2030 klingt sehr ambitioniert – zumal, wenn man bedenkt, dass sich Holcim auf Konzernebene etwas mehr Zeit nimmt. Der Konzern als Ganzes will bis 2050 Net Zero erreichen.
2030 ist sicher herausfordernd, das stimmt. Wenn wir das erreichen wollen, müssen wir uns anstrengen. Aber wir haben in Österreich eine gute Basis. Wir haben in den vergangenen Jahren viele Millionen Euro in den Ausbau von alternativer Energie, in die Reduktion von Emissionen und in die Kreislaufwirtschaft investiert und können das schaffen. Unsere interne Ampel steht jedenfalls derzeit auf Grün.
Verraten Sie uns mehr. Wie gehen Sie das an?
Ich habe eine klare Vision: Ich möchte, dass man, wenn man über das Thema Nachhaltigkeit in der österreichischen Bauwirtschaft spricht, als Erstes an einen Namen denkt: Holcim. Diese Vision möchte ich in den kommenden Wochen mit meinem Team in eine Strategie umwandeln. Dabei ist mir eines wichtig: Wir verstehen Nachhaltigkeit ganzheitlich. Sie besteht nicht nur aus dem ökologischen Aspekt, sondern auch aus dem sozialen und dem ökonomischen. Wir wollen also nicht nur das Net Zero-Ziel erreichen, sondern auch nachhaltig solide wirtschaftliche Ergebnisse erzielen und dabei ein sozialer Arbeitgeber sein. Das Eine gehört zum Anderen.

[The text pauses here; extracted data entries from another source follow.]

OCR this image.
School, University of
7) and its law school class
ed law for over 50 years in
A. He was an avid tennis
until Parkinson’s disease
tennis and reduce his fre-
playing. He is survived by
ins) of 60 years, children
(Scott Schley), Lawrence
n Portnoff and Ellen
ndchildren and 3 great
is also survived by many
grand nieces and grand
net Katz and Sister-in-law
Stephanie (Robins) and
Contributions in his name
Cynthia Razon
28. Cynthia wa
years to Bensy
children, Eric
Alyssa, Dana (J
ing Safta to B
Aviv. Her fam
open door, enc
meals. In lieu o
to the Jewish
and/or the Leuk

Bleiben wir noch beim ökologischen Aspekt: Bis Ende 2030 sind es nur noch sechs Jahre. Soviel Zeit ist das nicht. Welche konkreten Projekte planen Sie?

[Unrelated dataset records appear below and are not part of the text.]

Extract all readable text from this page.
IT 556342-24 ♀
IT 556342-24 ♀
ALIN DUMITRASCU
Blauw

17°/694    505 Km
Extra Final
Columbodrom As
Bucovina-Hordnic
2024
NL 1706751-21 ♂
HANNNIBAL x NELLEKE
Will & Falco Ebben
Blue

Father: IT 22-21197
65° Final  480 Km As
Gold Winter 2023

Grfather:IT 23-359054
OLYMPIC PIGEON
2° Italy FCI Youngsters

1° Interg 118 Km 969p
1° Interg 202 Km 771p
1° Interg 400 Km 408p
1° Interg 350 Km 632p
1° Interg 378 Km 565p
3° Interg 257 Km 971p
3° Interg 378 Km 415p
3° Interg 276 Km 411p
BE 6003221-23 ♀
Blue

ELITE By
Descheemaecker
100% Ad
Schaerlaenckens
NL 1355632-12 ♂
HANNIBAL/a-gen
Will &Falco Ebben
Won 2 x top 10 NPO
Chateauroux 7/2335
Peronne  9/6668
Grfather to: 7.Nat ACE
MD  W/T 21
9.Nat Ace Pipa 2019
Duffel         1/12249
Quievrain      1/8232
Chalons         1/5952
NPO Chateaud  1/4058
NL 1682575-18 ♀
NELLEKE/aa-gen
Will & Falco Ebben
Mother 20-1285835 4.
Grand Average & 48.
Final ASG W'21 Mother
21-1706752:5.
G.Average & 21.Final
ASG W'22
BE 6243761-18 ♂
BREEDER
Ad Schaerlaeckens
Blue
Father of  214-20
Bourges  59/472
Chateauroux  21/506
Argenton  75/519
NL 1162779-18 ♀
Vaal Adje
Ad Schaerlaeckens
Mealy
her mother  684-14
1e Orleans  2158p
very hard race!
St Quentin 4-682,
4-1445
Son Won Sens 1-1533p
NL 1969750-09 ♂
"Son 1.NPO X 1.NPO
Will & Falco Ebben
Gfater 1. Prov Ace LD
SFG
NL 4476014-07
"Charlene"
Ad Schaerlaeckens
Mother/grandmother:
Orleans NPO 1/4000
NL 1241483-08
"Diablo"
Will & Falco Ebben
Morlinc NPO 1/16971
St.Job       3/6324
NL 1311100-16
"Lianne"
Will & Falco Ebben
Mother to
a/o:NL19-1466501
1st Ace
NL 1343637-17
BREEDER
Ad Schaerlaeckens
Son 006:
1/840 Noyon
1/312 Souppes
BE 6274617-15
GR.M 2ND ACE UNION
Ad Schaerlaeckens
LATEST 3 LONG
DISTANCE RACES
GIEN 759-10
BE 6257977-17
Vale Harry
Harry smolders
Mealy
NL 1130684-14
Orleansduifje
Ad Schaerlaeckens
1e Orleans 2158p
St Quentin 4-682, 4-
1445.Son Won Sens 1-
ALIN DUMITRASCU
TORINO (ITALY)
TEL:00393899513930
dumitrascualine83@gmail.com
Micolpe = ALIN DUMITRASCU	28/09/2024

Wir werden bis 2030 massiv in die grüne Transformation investieren. Europaweit stehen bei Holcim dafür zwei Milliarden Euro zur Verfügung. In Österreich werden wir weit mehr als 400 Millionen Euro investieren – und zwar in drei Projekte: Die mit Abstand größte Investition ist der Bau einer CO₂-Abscheideanlage in unserem Werk in Mannersdorf. Mit ihr werden wir 3.000 Tonnen CO₂ pro Tag abscheiden können. Im Zementwerk in Mannersdorf bauen wir zudem die alternative Energiegewinnung weiter aus und errichten eine neue Klinkerkühleranlage, um die Energieeffizienz zu verbessern. In unserem zweiten Zementwerk in Retznei arbeiten wir schließlich am ersten großindustriellen Versuch zur Kalzinierung von Ton im Zementofen. Der Einsatz von kalziniertem Ton kann den CO₂-Ausstoß um bis zu zwei Drittel gegenüber klassischer Klinkerproduktion reduzieren. Bei einer Jahresproduktion von 300.000 Tonnen entspricht dies einer Einsparung von 135.000 Tonnen CO₂.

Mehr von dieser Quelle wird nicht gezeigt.